The Ohio Department of Taxation intercepted fraudulent income-tax filings seeking approximately $180 million in refunds for the 2013 tax year. In previous years, the agency was able to catch an average of about $10 million. Why the sudden increase in tax fraud? It appears that identity theft is the culprit as evidenced by a recent scheme reported on and carried out by a southwest Ohio man, who stooped to an all-time low. He used the identities of deceased children to try to steal approximately $40,000 in fraudulent tax refunds.

The story reports that the 28-year-old man falsified income tax returns using the identities of more than 30 people in six states. Some of those victims were actually dead children he claimed as dependents. (Ironically, none of the deceased children were from the state of Ohio.

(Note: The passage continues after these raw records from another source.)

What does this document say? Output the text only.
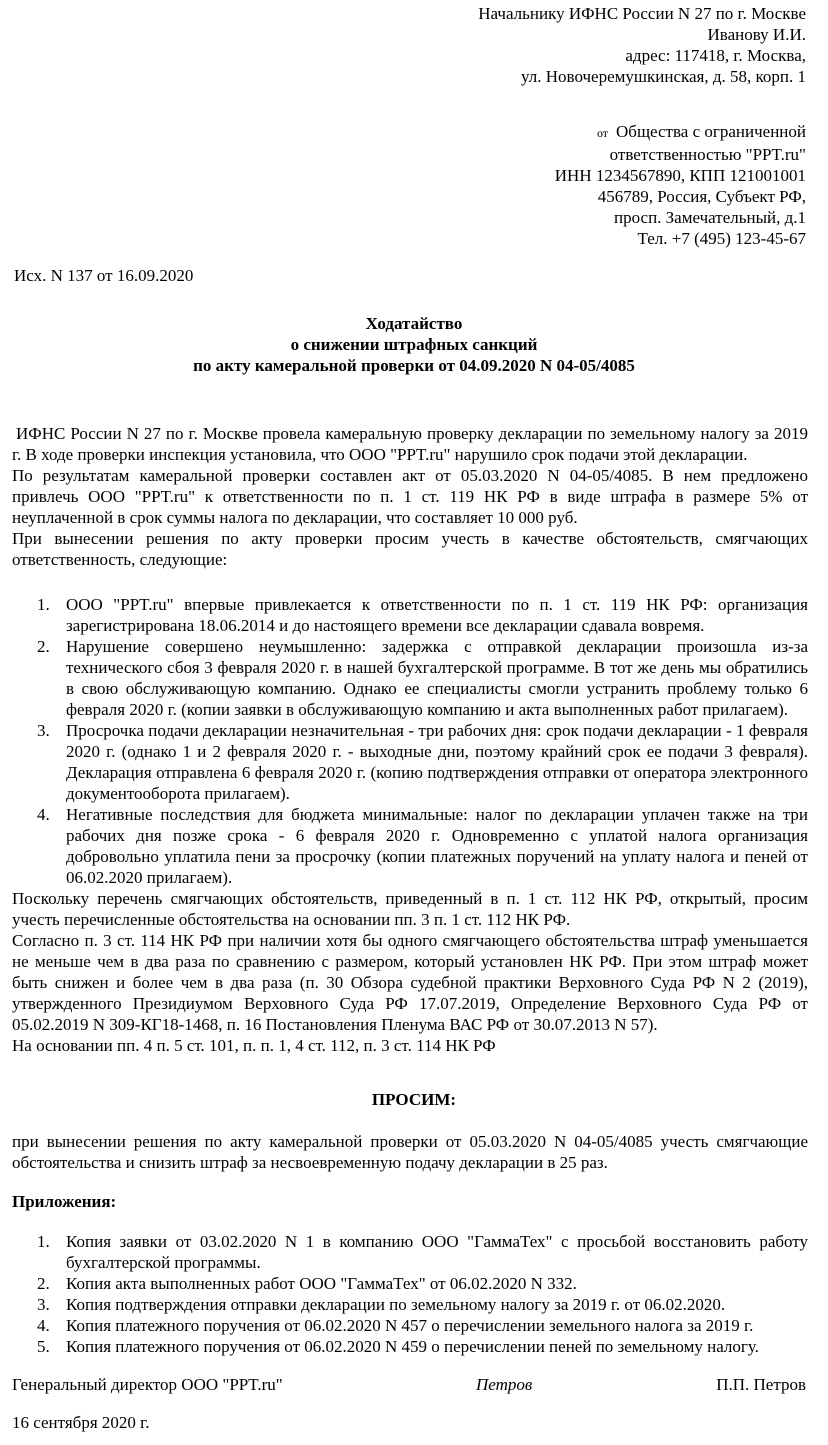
Начальнику ИФНС России N 27 по г. Москве
Иванову И.И.
адрес: 117418, г. Москва,
ул. Новочеремушкинская, д. 58, корп. 1
от Общества с ограниченной
ответственностью "PPT.ru"
ИНН 1234567890, КПП 121001001
456789, Россия, Субъект РФ,
просп. Замечательный, д.1
Тел. +7 (495) 123-45-67
Исх. N 137 от 16.09.2020
Ходатайство
о снижении штрафных санкций
по акту камеральной проверки от 04.09.2020 N 04-05/4085

ИФНС России N 27 по г. Москве провела камеральную проверку декларации по земельному налогу за 2019 г. В ходе проверки инспекция установила, что ООО "PPT.ru" нарушило срок подачи этой декларации.

По результатам камеральной проверки составлен акт от 05.03.2020 N 04-05/4085. В нем предложено привлечь ООО "PPT.ru" к ответственности по п. 1 ст. 119 НК РФ в виде штрафа в размере 5% от неуплаченной в срок суммы налога по декларации, что составляет 10 000 руб.

При вынесении решения по акту проверки просим учесть в качестве обстоятельств, смягчающих ответственность, следующие:

1. ООО "PPT.ru" впервые привлекается к ответственности по п. 1 ст. 119 НК РФ: организация зарегистрирована 18.06.2014 и до настоящего времени все декларации сдавала вовремя.
2. Нарушение совершено неумышленно: задержка с отправкой декларации произошла из-за технического сбоя 3 февраля 2020 г. в нашей бухгалтерской программе. В тот же день мы обратились в свою обслуживающую компанию. Однако ее специалисты смогли устранить проблему только 6 февраля 2020 г. (копии заявки в обслуживающую компанию и акта выполненных работ прилагаем).
3. Просрочка подачи декларации незначительная - три рабочих дня: срок подачи декларации - 1 февраля 2020 г. (однако 1 и 2 февраля 2020 г. - выходные дни, поэтому крайний срок ее подачи 3 февраля). Декларация отправлена 6 февраля 2020 г. (копию подтверждения отправки от оператора электронного документооборота прилагаем).
4. Негативные последствия для бюджета минимальные: налог по декларации уплачен также на три рабочих дня позже срока - 6 февраля 2020 г. Одновременно с уплатой налога организация добровольно уплатила пени за просрочку (копии платежных поручений на уплату налога и пеней от 06.02.2020 прилагаем).

Поскольку перечень смягчающих обстоятельств, приведенный в п. 1 ст. 112 НК РФ, открытый, просим учесть перечисленные обстоятельства на основании пп. 3 п. 1 ст. 112 НК РФ.

Согласно п. 3 ст. 114 НК РФ при наличии хотя бы одного смягчающего обстоятельства штраф уменьшается не меньше чем в два раза по сравнению с размером, который установлен НК РФ. При этом штраф может быть снижен и более чем в два раза (п. 30 Обзора судебной практики Верховного Суда РФ N 2 (2019), утвержденного Президиумом Верховного Суда РФ 17.07.2019, Определение Верховного Суда РФ от 05.02.2019 N 309-КГ18-1468, п. 16 Постановления Пленума ВАС РФ от 30.07.2013 N 57).

На основании пп. 4 п. 5 ст. 101, п. п. 1, 4 ст. 112, п. 3 ст. 114 НК РФ

ПРОСИМ:
при вынесении решения по акту камеральной проверки от 05.03.2020 N 04-05/4085 учесть смягчающие обстоятельства и снизить штраф за несвоевременную подачу декларации в 25 раз.
Приложения:
1. Копия заявки от 03.02.2020 N 1 в компанию ООО "ГаммаТех" с просьбой восстановить работу бухгалтерской программы.
2. Копия акта выполненных работ ООО "ГаммаТех" от 06.02.2020 N 332.
3. Копия подтверждения отправки декларации по земельному налогу за 2019 г. от 06.02.2020.
4. Копия платежного поручения от 06.02.2020 N 457 о перечислении земельного налога за 2019 г.
5. Копия платежного поручения от 06.02.2020 N 459 о перечислении пеней по земельному налогу.
Генеральный директор ООО "PPT.ru"	Петров	П.П. Петров
16 сентября 2020 г.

Perhaps this fact was the mistake that alerted officials to his crime since he lived in Ohio.) The story does not mention how the fraudster obtained the personal identification information used in the four-month scheme that netted about $16,000.

The criminal pleaded guilty to aggravated identity theft. He could get a two-year prison sentence for his fraudulent actions.

The actions of this criminal can be related to pouring salt in the wounds of parents, who were grieving the death of their children. It’s a terrible thing to live through that tragedy only to find out that someone took advantage of their loved one’s demise to line their pockets with undeserved money. (A two-year sentence seems like such a small consequence for such inhumane actions.)